You've run across crowded people on flyovers, you've been cheated of your kindness and intimacy projections by young lame children who pretend to be rich - like a sex-addicted woman after many shapes and numbers of male bodies , once had sex with young gays and surrendered trust too completely - yet innocence brought you nothing, and you(s) were deceived and insulted after all. So you fall into the pool in the elevated lobby of a luxury hotel.

So you put the equipment back in your hands, and you said, "Don't be alarmed, don't move, you'll be fine for a while." Then we saw Hong Kong.

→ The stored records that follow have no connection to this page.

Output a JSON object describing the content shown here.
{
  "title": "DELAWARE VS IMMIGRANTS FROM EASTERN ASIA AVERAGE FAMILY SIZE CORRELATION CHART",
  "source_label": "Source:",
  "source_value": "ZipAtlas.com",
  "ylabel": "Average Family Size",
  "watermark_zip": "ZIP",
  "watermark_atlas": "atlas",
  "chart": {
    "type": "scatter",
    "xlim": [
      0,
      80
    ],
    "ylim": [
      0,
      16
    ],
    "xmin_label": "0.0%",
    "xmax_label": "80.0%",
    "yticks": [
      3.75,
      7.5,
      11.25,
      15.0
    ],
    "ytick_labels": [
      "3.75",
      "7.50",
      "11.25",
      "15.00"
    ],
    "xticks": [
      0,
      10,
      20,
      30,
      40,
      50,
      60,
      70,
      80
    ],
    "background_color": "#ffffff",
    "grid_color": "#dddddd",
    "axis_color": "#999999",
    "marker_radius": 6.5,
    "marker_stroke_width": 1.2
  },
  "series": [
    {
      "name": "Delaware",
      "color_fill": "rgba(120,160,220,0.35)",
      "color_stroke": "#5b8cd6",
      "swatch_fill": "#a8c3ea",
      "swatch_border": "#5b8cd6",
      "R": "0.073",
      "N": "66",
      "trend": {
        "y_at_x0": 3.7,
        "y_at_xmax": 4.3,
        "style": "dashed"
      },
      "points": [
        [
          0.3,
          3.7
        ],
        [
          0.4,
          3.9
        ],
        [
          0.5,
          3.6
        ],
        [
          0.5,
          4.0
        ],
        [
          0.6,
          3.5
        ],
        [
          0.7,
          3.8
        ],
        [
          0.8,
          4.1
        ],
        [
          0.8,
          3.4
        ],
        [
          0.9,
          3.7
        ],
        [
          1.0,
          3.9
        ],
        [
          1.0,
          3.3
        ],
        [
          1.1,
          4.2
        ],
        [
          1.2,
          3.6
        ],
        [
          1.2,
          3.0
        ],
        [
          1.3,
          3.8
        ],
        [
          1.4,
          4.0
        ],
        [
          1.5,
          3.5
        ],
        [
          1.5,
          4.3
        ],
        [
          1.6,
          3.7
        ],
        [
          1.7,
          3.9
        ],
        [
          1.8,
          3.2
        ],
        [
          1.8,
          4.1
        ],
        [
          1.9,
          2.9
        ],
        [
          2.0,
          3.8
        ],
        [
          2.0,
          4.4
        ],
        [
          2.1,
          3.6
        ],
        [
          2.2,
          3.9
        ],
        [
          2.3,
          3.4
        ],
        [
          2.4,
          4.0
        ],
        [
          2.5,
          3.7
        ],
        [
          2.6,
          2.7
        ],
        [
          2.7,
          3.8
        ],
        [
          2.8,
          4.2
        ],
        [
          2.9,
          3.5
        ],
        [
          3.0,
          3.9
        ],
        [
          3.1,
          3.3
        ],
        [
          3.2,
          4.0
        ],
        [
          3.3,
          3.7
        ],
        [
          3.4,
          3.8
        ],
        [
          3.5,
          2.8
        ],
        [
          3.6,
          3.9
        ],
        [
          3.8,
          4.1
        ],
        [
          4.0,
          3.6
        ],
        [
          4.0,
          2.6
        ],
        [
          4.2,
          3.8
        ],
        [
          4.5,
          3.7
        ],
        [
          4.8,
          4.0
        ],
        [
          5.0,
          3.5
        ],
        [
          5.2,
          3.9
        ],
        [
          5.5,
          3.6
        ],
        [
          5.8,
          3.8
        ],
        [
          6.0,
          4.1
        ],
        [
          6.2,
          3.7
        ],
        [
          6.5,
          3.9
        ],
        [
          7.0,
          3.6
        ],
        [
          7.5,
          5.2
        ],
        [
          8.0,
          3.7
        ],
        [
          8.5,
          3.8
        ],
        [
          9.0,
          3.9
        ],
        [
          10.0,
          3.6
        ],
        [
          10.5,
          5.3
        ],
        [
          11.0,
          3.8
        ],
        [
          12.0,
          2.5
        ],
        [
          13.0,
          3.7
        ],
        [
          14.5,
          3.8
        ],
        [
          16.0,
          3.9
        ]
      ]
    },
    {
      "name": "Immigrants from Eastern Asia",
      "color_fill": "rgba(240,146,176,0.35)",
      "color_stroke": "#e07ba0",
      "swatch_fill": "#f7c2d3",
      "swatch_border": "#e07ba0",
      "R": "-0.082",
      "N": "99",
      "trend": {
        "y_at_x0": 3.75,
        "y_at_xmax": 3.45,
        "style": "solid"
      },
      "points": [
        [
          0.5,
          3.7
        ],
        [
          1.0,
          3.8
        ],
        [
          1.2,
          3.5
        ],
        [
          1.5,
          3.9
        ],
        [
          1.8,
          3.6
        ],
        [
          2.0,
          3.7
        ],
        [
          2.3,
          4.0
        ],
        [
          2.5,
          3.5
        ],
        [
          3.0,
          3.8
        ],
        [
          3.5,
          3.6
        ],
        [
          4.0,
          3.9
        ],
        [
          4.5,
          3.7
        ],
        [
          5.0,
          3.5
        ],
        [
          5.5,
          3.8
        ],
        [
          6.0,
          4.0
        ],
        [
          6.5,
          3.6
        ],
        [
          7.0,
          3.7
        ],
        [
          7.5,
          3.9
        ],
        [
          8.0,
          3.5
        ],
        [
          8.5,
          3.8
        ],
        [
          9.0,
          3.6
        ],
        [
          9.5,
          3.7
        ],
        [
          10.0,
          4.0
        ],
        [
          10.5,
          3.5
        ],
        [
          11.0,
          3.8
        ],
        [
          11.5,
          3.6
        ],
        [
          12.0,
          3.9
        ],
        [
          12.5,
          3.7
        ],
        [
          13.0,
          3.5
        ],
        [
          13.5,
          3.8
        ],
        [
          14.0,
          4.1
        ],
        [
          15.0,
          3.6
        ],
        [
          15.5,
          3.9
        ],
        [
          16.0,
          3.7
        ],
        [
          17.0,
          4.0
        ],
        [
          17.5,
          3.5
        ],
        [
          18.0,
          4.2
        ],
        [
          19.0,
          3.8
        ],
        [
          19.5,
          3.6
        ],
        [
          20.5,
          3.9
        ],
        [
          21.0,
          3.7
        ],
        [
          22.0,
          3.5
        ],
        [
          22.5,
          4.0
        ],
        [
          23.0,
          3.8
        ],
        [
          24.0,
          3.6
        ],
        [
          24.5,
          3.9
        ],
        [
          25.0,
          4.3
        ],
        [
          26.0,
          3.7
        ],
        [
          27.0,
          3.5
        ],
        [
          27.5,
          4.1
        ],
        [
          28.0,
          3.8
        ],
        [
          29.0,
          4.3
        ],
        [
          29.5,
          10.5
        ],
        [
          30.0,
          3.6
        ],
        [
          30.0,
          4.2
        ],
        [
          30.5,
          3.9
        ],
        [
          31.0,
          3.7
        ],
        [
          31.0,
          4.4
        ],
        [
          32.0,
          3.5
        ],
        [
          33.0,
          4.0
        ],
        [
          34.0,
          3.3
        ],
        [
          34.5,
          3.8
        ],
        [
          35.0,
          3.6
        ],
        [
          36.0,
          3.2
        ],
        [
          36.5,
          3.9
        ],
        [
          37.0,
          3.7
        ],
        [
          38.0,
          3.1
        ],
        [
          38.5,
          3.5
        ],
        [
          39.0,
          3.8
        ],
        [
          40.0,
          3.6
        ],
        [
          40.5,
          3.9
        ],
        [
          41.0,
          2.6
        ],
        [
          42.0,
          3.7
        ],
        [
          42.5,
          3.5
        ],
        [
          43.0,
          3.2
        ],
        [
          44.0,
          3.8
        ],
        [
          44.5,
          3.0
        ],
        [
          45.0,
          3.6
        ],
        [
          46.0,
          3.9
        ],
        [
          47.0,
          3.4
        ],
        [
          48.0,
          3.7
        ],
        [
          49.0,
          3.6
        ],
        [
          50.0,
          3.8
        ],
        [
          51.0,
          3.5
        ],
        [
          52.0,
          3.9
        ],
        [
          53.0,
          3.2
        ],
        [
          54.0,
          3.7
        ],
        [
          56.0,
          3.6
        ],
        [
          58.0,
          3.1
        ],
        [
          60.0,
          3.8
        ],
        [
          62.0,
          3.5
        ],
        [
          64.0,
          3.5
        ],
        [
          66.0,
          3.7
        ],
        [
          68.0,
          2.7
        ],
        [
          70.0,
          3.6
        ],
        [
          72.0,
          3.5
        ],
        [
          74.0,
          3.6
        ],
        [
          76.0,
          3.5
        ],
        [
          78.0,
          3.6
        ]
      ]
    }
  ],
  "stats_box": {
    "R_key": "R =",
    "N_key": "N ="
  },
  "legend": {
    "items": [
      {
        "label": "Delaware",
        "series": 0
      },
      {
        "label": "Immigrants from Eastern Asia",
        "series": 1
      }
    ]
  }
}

In "The Abortionist", we can learn the attributes of this city from the colloquialism of building sales and generational conflicts, or from the spiritual beliefs and absurdities of street vendors and alien immigrants; from the sex in taxis and the absurdities After asking the "prostitute", he still gave the passbook to learn about the capitalist tone of the city - the same price as the protesters who rushed into the Legislative Council to get their drinks and still didn't forget to put out the banknotes; even more The conflict is revealed from the loss of the protagonist's sincere confession to the church priest that the other party can only understand English, and the national tension and cultural capital gap between the local youth in Hong Kong and the mother who immigrated from China.

However, after penetrating the metaphor, what I felt most deeply was the Cantonese words that would be radically rewritten in the year after the tear gas permeated the street wars—

We are approaching "Litosite" in various ways, approaching "abortion", and approaching "spoiling".

[1] Included in the compilation of the February 2021 Weekly.

[2] Taken from Hu Shuwen's "Ai Yan is Childhood".